Using goto to avoid stack overflows in deep function calls a good idea?

Question

I have an algorithm I need to implement, which jumps around it's code a lot, lot's of conditional check and skipping steps, going back to previous steps, and all that jazz.

It's probably implementable with loop and ifs, but it would be a huge mess which would be terribly hard to maintain and debug.

So than I though of writing each 'subsection' of the algorithm as a separate function and handling it like that, with all those functions calling each other. but this algorithm will be running a long time (it's for a NPcomplete problem, so yea...), so I'm pretty sure this will at some point result in a stack overflow.

So than the last option I could think of was using goto's. Now I always hear that once you start using goto's you should seriously reconsider your design, so that's why I'm asking if there's a better way to do this?

Oke here is the pseudo code:

As you can see it jumps around a and does lot's of check and conditional skips and stuff. I though about just adding the labels exactly as described in this pseudo code and using goto's exactly as described in the code. The alternative I was talking about with functions would be putting each of the point of the algorithm in a different function, but for reasons mentioned I do not think this is a good idea

Answer 1

This is exactly what tail recursion is for. It's goto disguised to look like a function call.

Use a language that has guaranteed semantics for tail calls, or a compiler with good tail recursion optimization for a language that doesn't.

For instance, suppose we have a state machine of this form:

{
  int state = S0       // main state variable
  int v1 = v1_initval, v2 = ..., ..., vn; // additional state variables

  while (state != S_ACCEPT) {
    switch (state) {
    case S0:
      // do whatever
      state = S5;
      break;
    case S2;
       ...
    case SN;
      ...
    }
  }
}

That can turn into tail recursion:

// case S0:
void S0(int v1, int v2, ..., int vn) {
  // do whatever
  S5(v1, v2, ..., vn);  // state = S5
}

The machine is started by a call to S0, which passes the correct initial values for the state variables. Then tail calls do the state transitions directly.

Under the tail call optimization, S5 call becomes an unconditional branch, and the argument passing is just assignment, which the compiler may be able to work out to a noop, since in the target function, the v1 parameter occupies the same storage location as the v1 argument in the caller.

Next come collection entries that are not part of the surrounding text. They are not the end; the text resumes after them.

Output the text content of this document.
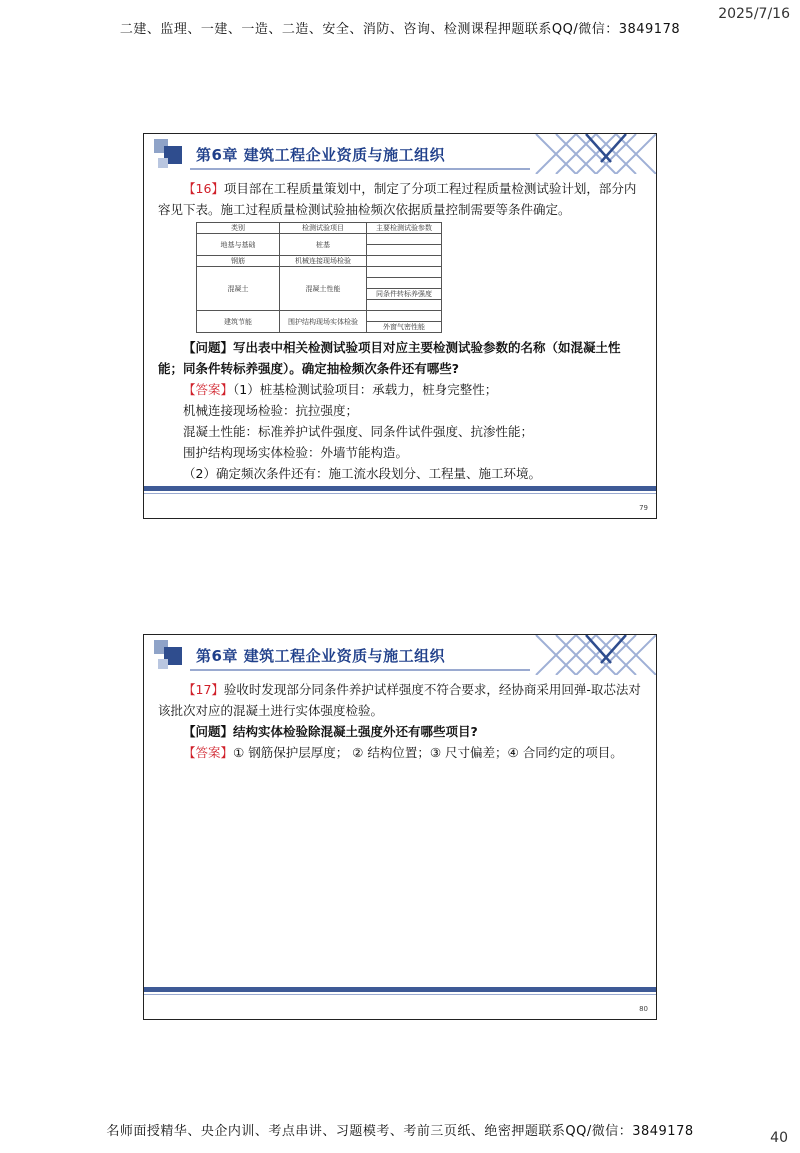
二建、监理、一建、一造、二造、安全、消防、咨询、检测课程押题联系QQ/微信：3849178
2025/7/16
第6章 建筑工程企业资质与施工组织

【16】项目部在工程质量策划中，制定了分项工程过程质量检测试验计划，部分内容见下表。施工过程质量检测试验抽检频次依据质量控制需要等条件确定。

类别	检测试验项目	主要检测试验参数
地基与基础	桩基	

钢筋	机械连接现场检验	
混凝土	混凝土性能	

		同条件转标养强度

建筑节能	围护结构现场实体检验	
		外窗气密性能

【问题】写出表中相关检测试验项目对应主要检测试验参数的名称（如混凝土性能；同条件转标养强度）。确定抽检频次条件还有哪些?

【答案】（1）桩基检测试验项目：承载力，桩身完整性；

机械连接现场检验：抗拉强度；

混凝土性能：标准养护试件强度、同条件试件强度、抗渗性能；

围护结构现场实体检验：外墙节能构造。

（2）确定频次条件还有：施工流水段划分、工程量、施工环境。

79
第6章 建筑工程企业资质与施工组织

【17】验收时发现部分同条件养护试样强度不符合要求，经协商采用回弹-取芯法对该批次对应的混凝土进行实体强度检验。

【问题】结构实体检验除混凝土强度外还有哪些项目?

【答案】① 钢筋保护层厚度； ② 结构位置；③ 尺寸偏差；④ 合同约定的项目。

80
名师面授精华、央企内训、考点串讲、习题模考、考前三页纸、绝密押题联系QQ/微信：3849178	40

Also, possible skeleton of an iterative state machine in C++:

class statemachine {
private:
  int sv1, sv2, ... , svn; // extra state variables
  void (statemachine::* state)(); // pointer-to-member: main state var

  void S0();
  void S1();
  // ...
  void S_ACCEPT();
public:
  statemachine();
  void run();
};

statemachine::statemachine()
: state(&statemachine::S0)  // initial state is S0
, sv1(...)                  // initializes for state vars
...
{
}

void statemachine::run()
{
   while (state != &statemachine::S_ACCEPT)
      (this->*state)();
}

void statemachine::S0()
{
   // modify state vars

   state = &statemachine::S5;
}

void statemachine::S_ACCEPT()
{
  abort(); // never called
}

You could almost make this look like recursion by adding a memer function which is called in order to set the next values of the member variables. The functions could end with this:

next(&statemachine::S42, v3, v1 + v2, ...);

where next is just a wrapper function that initializers the state variable and others from its arguments. So here, the next state will be S42, and v1 will take on the value of v3, v2 takes on v1 + v2 and so on.